Autore: B.A

Cartelle esattoriali: le scadenze e i nuovi atti slittano

Per i milioni di italiani alle prese con scadenze di cartelle esattoriali o con tributi non pagati, il decreto Cura Italia viene in aiuto.

Stop a nuove cartelle esattoriali e proroga scadenza per le vecchie, è ciò che accade adesso con il coronavirus e dopo il decreto economico del governo che ha varato misure di aiuto per famiglie, imprese e lavoratori. Il decreto Cura Italia ha previsto anche un allentamento della morsa per gli italiani alle prese con cartelle esattoriali e altri debiti simili. L’Agenzia delle entrate poi, ha recepito ciò che di nuovo ha proposto il governo con la grave emergenza che di sta vivendo in questi giorni ed ha prodotto gli opportuni chiarimenti.

Cartelle esattoriali in pausa

Agenzia delle entrate-Riscossione, il concessionario alla riscossione che ha sostituito Equitalia, ha pubblicato sul suo portale proprio le risposte alle FAQ, cioè ae domande dei contribuenti. Una cosa di routine per l’agente della riscossione, una prassi che si ripete sempre, quella di dare risposte le domande dei contribuenti. In questi giorni però, le domande degli utenti riguardavano tutte il decreto Cura Italia e me novità sulle tasse e sui tributi.

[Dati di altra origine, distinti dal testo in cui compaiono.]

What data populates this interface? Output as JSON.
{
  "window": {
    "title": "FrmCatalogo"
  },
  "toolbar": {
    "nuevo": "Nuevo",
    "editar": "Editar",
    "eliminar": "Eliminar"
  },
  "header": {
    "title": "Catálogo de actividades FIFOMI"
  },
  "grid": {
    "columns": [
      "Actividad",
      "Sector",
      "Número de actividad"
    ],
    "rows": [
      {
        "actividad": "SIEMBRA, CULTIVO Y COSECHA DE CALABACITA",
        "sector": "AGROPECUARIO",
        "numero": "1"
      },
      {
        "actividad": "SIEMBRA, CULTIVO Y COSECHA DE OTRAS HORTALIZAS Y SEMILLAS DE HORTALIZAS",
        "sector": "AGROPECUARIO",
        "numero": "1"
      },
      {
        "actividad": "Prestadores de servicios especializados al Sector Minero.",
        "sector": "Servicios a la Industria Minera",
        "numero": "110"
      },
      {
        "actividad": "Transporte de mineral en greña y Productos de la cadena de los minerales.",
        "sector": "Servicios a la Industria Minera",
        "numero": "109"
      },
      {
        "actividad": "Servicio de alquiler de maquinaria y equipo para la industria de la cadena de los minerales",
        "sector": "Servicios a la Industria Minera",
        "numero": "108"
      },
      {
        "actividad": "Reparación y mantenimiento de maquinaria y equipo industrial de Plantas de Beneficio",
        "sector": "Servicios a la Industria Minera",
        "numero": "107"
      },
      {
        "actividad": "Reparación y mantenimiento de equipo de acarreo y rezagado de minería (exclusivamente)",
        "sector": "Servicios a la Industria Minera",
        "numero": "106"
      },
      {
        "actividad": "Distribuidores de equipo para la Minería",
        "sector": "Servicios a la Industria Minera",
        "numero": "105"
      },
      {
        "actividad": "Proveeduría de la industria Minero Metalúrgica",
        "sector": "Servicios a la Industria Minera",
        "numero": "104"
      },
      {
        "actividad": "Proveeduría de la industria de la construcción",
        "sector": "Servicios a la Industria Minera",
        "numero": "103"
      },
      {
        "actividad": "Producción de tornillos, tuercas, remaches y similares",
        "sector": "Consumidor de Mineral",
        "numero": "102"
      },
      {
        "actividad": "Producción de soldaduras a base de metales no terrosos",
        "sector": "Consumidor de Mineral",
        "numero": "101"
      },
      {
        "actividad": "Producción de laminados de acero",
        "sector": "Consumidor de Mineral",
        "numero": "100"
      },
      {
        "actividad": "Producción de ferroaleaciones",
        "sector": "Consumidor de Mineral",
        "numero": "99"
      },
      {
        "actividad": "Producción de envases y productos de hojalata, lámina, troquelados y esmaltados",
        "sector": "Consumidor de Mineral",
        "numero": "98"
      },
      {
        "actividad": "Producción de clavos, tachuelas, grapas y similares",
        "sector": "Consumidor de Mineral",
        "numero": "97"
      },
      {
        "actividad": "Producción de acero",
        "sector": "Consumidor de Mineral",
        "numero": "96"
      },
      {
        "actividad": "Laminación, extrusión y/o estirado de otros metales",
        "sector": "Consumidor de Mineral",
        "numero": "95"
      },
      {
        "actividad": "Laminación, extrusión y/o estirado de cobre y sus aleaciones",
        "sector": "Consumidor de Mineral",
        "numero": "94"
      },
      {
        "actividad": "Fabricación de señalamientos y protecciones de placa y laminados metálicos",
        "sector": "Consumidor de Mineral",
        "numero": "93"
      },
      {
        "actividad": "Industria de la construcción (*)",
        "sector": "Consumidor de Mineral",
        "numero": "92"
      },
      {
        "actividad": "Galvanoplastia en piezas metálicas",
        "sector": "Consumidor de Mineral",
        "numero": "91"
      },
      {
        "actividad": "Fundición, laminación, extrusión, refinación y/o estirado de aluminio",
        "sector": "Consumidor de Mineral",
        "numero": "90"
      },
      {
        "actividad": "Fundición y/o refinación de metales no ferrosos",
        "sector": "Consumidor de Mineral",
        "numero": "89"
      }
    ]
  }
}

Niente versamenti in scadenza fino al 31 maggio prossimi. In pratica, i versamenti in scadenza del giorno 8 marzo e fino al 31 maggio 2020 sono sospesi. E stop pure a tutte le notifiche, sia per le cartelle di pagamento che per gli avvisi di addebito o gli avvisi di accertamento esecutivo.

Altre novità fiscali

La sospensione dei versamenti per le imprese maggiormente colpite per ritenute, contributi previdenziali e assistenziali, premi per l’assicurazione obbligatoria e Iva è un’altra novità molto utile. Per i versamenti che scadono a marzo 2020 è prevista la sospensione dalla data di entrata in vigore del decreto al 30 aprile. La ripresa dei versamenti è calendarizzata entri il 31 maggio, e senza applicazione di sanzioni e interessi. C’è già la possibilità di prevedere la rateizzazione di tutto l’ammontare delle rate sospese che altrimenti andrebbero pagate tutte in unica soluzione entro fine maggio. Le rate con decorrenza maggio potrebbero essere massimo 5 e mensili di pari importo.

Altra novità è la sospensione dei versamenti per imprese e lavoratori autonomi. Tutto sospeso quindi, compresi i versamenti in autoliquidazione di ritenute e trattenute relative all’addizionale Irpef, sia regionale che comunale, all’Iva e ai contributi previdenziali e assistenziali. Imprese e lavoratori autonomi, ma solo con ricavi non superiori a 2 milioni di euro nell’anno d’imposta precedente. Non ci sono limiti del volume d’affari in materia di sospensione dell’Iva per le imprese con domicilio o sede nelle province di Bergamo, Cremona, Lodi e Piacenza. Brescia è fuori da questo provvedimento, ma solo perché all’epoca della stesura del decreto, non era zona rossa.